Simply Wall St ·  Aug 28, 2022 21:05

If we want to find a potential multi-bagger, often there are underlying trends that can provide clues. Firstly, we'll want to see a proven return on capital employed (ROCE) that is increasing, and secondly, an expanding base of capital employed. This shows us that it's a compounding machine, able to continually reinvest its earnings back into the business and generate higher returns. In light of that, when we looked at Winner Medical (SZSE:300888) and its ROCE trend, we weren't exactly thrilled.

Understanding Return On Capital Employed (ROCE)

For those who don't know, ROCE is a measure of a company's yearly pre-tax profit (its return), relative to the capital employed in the business. To calculate this metric for Winner Medical, this is the formula:

Return on Capital Employed = Earnings Before Interest and Tax (EBIT) ÷ (Total Assets - Current Liabilities)

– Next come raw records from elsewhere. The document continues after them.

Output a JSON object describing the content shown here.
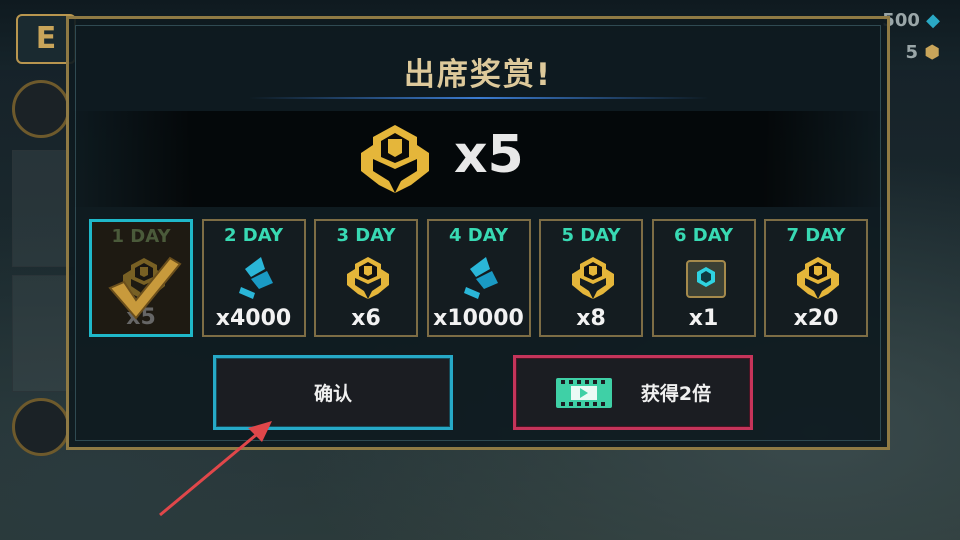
{
  "background": {
    "logo_text": "E",
    "currency_top": "500",
    "currency_bottom": "5"
  },
  "dialog": {
    "title": "出席奖赏!",
    "reward_quantity": "x5",
    "days": [
      {
        "label": "1 DAY",
        "quantity": "x5",
        "icon": "gold-shield-icon",
        "claimed": true
      },
      {
        "label": "2 DAY",
        "quantity": "x4000",
        "icon": "blue-crystal-icon",
        "claimed": false
      },
      {
        "label": "3 DAY",
        "quantity": "x6",
        "icon": "gold-shield-icon",
        "claimed": false
      },
      {
        "label": "4 DAY",
        "quantity": "x10000",
        "icon": "blue-crystal-icon",
        "claimed": false
      },
      {
        "label": "5 DAY",
        "quantity": "x8",
        "icon": "gold-shield-icon",
        "claimed": false
      },
      {
        "label": "6 DAY",
        "quantity": "x1",
        "icon": "treasure-box-icon",
        "claimed": false
      },
      {
        "label": "7 DAY",
        "quantity": "x20",
        "icon": "gold-shield-icon",
        "claimed": false
      }
    ],
    "confirm_label": "确认",
    "double_label": "获得2倍"
  },
  "colors": {
    "gold": "#e5b63a",
    "teal": "#38d9b3",
    "confirm_border": "#26a9c7",
    "double_border": "#c5345a",
    "arrow": "#e0474a"
  }
}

0.10 = CN¥1.2b ÷ (CN¥16b - CN¥3.7b) (Based on the trailing twelve months to June 2022).

So, Winner Medical has an ROCE of 10%. In absolute terms, that's a pretty normal return, and it's somewhat close to the Medical Equipment industry average of 11%.

See our latest analysis for Winner Medical

roceSZSE:300888 Return on Capital Employed August 29th 2022

Above you can see how the current ROCE for Winner Medical compares to its prior returns on capital, but there's only so much you can tell from the past. If you're interested, you can view the analysts predictions in our free report on analyst forecasts for the company.

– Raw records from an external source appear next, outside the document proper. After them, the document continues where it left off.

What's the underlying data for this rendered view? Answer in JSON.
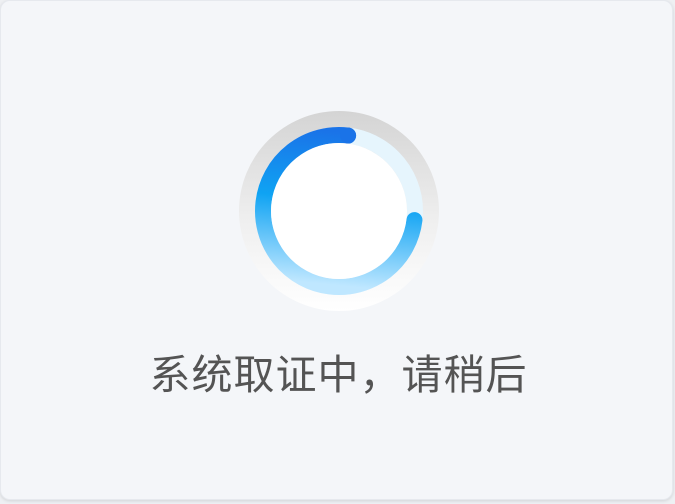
{
  "dialog": {
    "message": "系统取证中，请稍后"
  },
  "spinner": {
    "icon": "loading-spinner-icon",
    "progress": 0.75,
    "colors": {
      "arc_start": "#1a73e8",
      "arc_mid": "#0fa3f3",
      "arc_end": "#bfe7ff",
      "track": "#e8f6fd",
      "ring_outer_top": "#d6d6d6",
      "ring_outer_bottom": "#ffffff"
    }
  }
}
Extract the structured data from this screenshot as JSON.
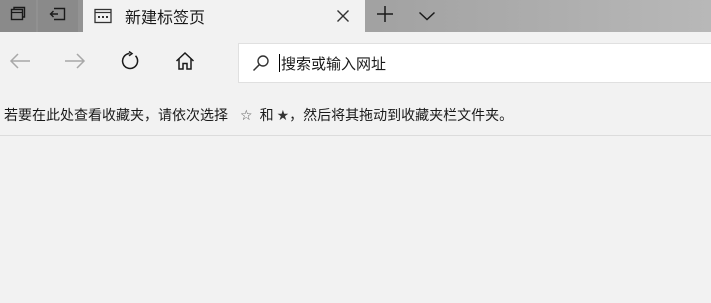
{
  "tabstrip": {
    "tab_title": "新建标签页",
    "icons": {
      "set_aside": "tabs-preview-icon",
      "restore": "set-aside-tabs-icon",
      "favicon": "new-tab-page-icon",
      "close": "close-icon",
      "new_tab": "plus-icon",
      "tab_preview": "chevron-down-icon"
    }
  },
  "navbar": {
    "address_placeholder": "搜索或输入网址",
    "icons": {
      "back": "back-arrow-icon",
      "forward": "forward-arrow-icon",
      "refresh": "refresh-icon",
      "home": "home-icon",
      "search": "search-icon"
    }
  },
  "favorites_bar": {
    "hint_part1": "若要在此处查看收藏夹，请依次选择",
    "star_outline": "☆",
    "hint_and": "和",
    "star_solid": "★",
    "hint_part2": "，然后将其拖动到收藏夹栏文件夹。"
  },
  "colors": {
    "tabstrip_bg": "#9b9b9b",
    "active_tab_bg": "#f2f2f2",
    "toolbar_bg": "#f2f2f2",
    "address_bg": "#ffffff"
  }
}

What Can We Tell From Winner Medical's ROCE Trend?

When we looked at the ROCE trend at Winner Medical, we didn't gain much confidence. Around five years ago the returns on capital were 28%, but since then they've fallen to 10%. And considering revenue has dropped while employing more capital, we'd be cautious. This could mean that the business is losing its competitive advantage or market share, because while more money is being put into ventures, it's actually producing a lower return - "less bang for their buck" per se.

On a related note, Winner Medical has decreased its current liabilities to 24% of total assets. So we could link some of this to the decrease in ROCE. Effectively this means their suppliers or short-term creditors are funding less of the business, which reduces some elements of risk. Since the business is basically funding more of its operations with it's own money, you could argue this has made the business less efficient at generating ROCE.

In Conclusion...

In summary, we're somewhat concerned by Winner Medical's diminishing returns on increasing amounts of capital. Investors haven't taken kindly to these developments, since the stock has declined 12% from where it was year ago. Unless there is a shift to a more positive trajectory in these metrics, we would look elsewhere.

If you want to continue researching Winner Medical, you might be interested to know about the 2 warning signs that our analysis has discovered.

If you want to search for solid companies with great earnings, check out this free list of companies with good balance sheets and impressive returns on equity.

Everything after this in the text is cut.